The UPA has made a major mistake in ignoring some core concerns of the Left. It will further compound that error if it cynically calculates that the Left has no alternative but to support it simply because it wants to keep the BJP out of power. The issue is not short-term power balances (which too can be easily misread), but the UPA's political credibility and legitimacy, which derives from the electoral mandate. The same electorate will have no hesitation in punishing the UPA if it betrays the promise of progressive, radical, change.

As for the Left, it will have to mount considerable pressure on the UPA through structured regular consultations and through street-level actions. This last element, including a grand celebration of the defeat of the NDA, has been missing. We must fill the gap.

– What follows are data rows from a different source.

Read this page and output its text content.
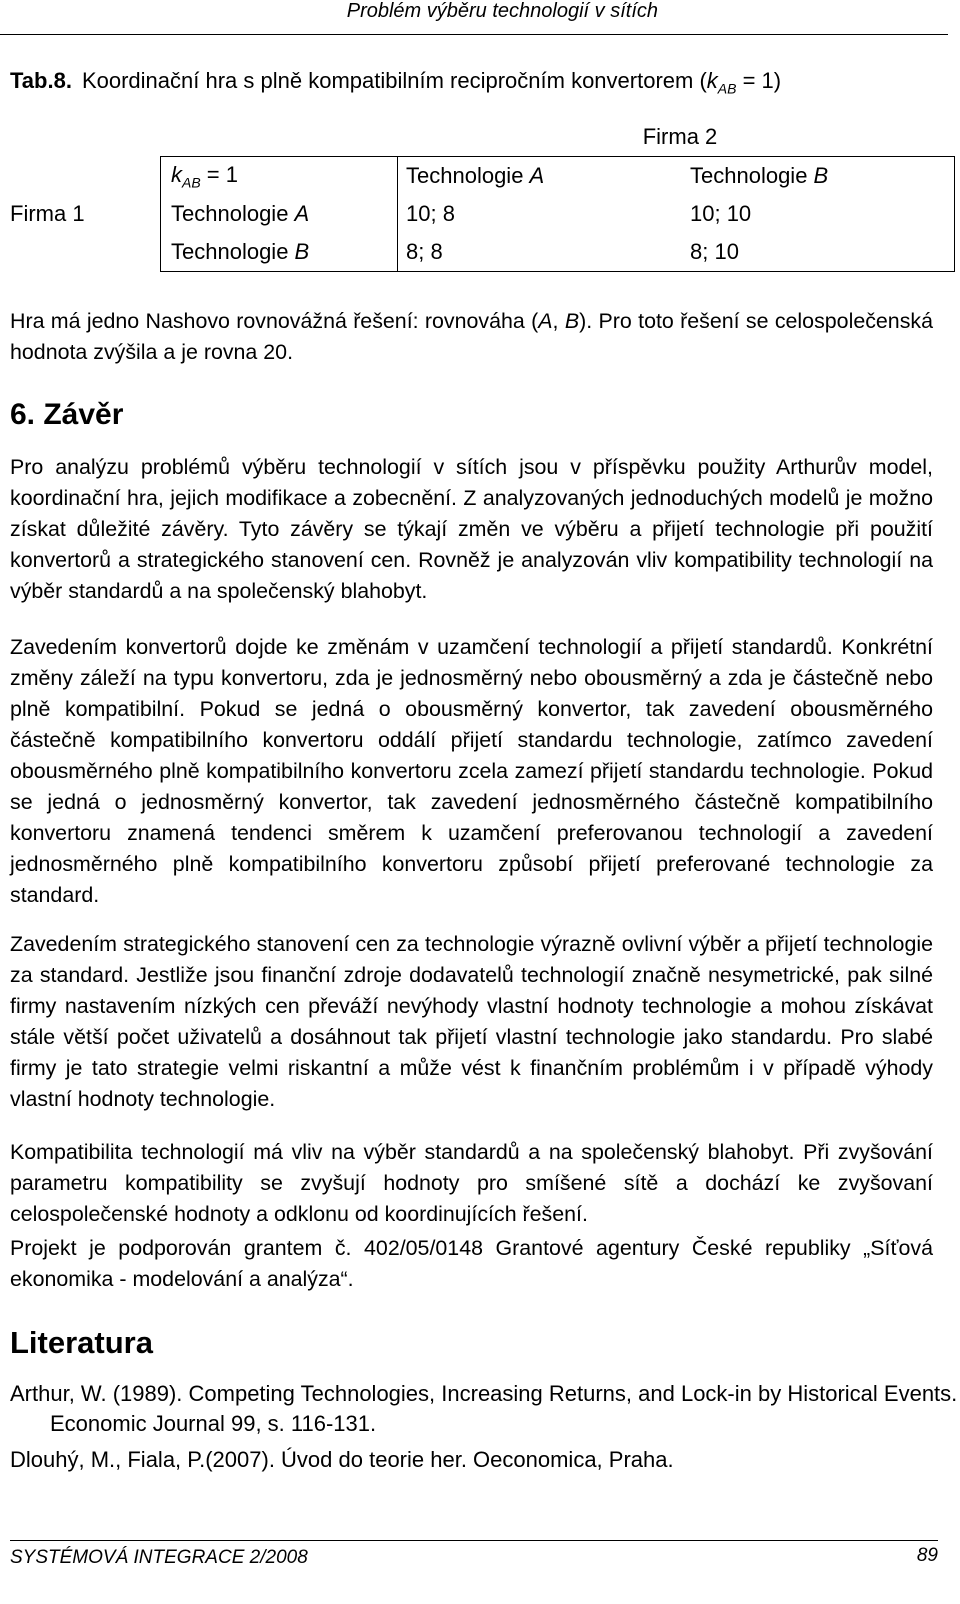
Problém výběru technologií v sítích
Tab.8. Koordinační hra s plně kompatibilním recipročním konvertorem $(k_{AB} = 1)$
		Firma 2	
	$k_{AB} = 1$	Technologie A	Technologie B
Firma 1	Technologie A	10; 8	10; 10
	Technologie B	8; 8	8; 10
Hra má jedno Nashovo rovnovážná řešení: rovnováha (A, B). Pro toto řešení se celospolečenská hodnota zvýšila a je rovna 20.
6. Závěr
Pro analýzu problémů výběru technologií v sítích jsou v příspěvku použity Arthurův model, koordinační hra, jejich modifikace a zobecnění. Z analyzovaných jednoduchých modelů je možno získat důležité závěry. Tyto závěry se týkají změn ve výběru a přijetí technologie při použití konvertorů a strategického stanovení cen. Rovněž je analyzován vliv kompatibility technologií na výběr standardů a na společenský blahobyt.
Zavedením konvertorů dojde ke změnám v uzamčení technologií a přijetí standardů. Konkrétní změny záleží na typu konvertoru, zda je jednosměrný nebo obousměrný a zda je částečně nebo plně kompatibilní. Pokud se jedná o obousměrný konvertor, tak zavedení obousměrného částečně kompatibilního konvertoru oddálí přijetí standardu technologie, zatímco zavedení obousměrného plně kompatibilního konvertoru zcela zamezí přijetí standardu technologie. Pokud se jedná o jednosměrný konvertor, tak zavedení jednosměrného částečně kompatibilního konvertoru znamená tendenci směrem k uzamčení preferovanou technologií a zavedení jednosměrného plně kompatibilního konvertoru způsobí přijetí preferované technologie za standard.
Zavedením strategického stanovení cen za technologie výrazně ovlivní výběr a přijetí technologie za standard. Jestliže jsou finanční zdroje dodavatelů technologií značně nesymetrické, pak silné firmy nastavením nízkých cen převáží nevýhody vlastní hodnoty technologie a mohou získávat stále větší počet uživatelů a dosáhnout tak přijetí vlastní technologie jako standardu. Pro slabé firmy je tato strategie velmi riskantní a může vést k finančním problémům i v případě výhody vlastní hodnoty technologie.
Kompatibilita technologií má vliv na výběr standardů a na společenský blahobyt. Při zvyšování parametru kompatibility se zvyšují hodnoty pro smíšené sítě a dochází ke zvyšovaní celospolečenské hodnoty a odklonu od koordinujících řešení.
Projekt je podporován grantem č. 402/05/0148 Grantové agentury České republiky „Síťová ekonomika - modelování a analýza“.
Literatura
Arthur, W. (1989). Competing Technologies, Increasing Returns, and Lock-in by Historical Events. Economic Journal 99, s. 116-131.
Dlouhý, M., Fiala, P.(2007). Úvod do teorie her. Oeconomica, Praha.
SYSTÉMOVÁ INTEGRACE 2/2008	89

The UPA does not have all the time in the world to implement the CMP and build the basis of a minimally humane, just and equitable society. It must deliver substantially and quickly. Today, it is called upon to decide whose side it is on: sharebrokers, a rich minority which resists even minimal taxation and is wedded to an inequitable, greed-driven order; or sharecroppers, who live by the sweat of the brow and have a stake in a just society.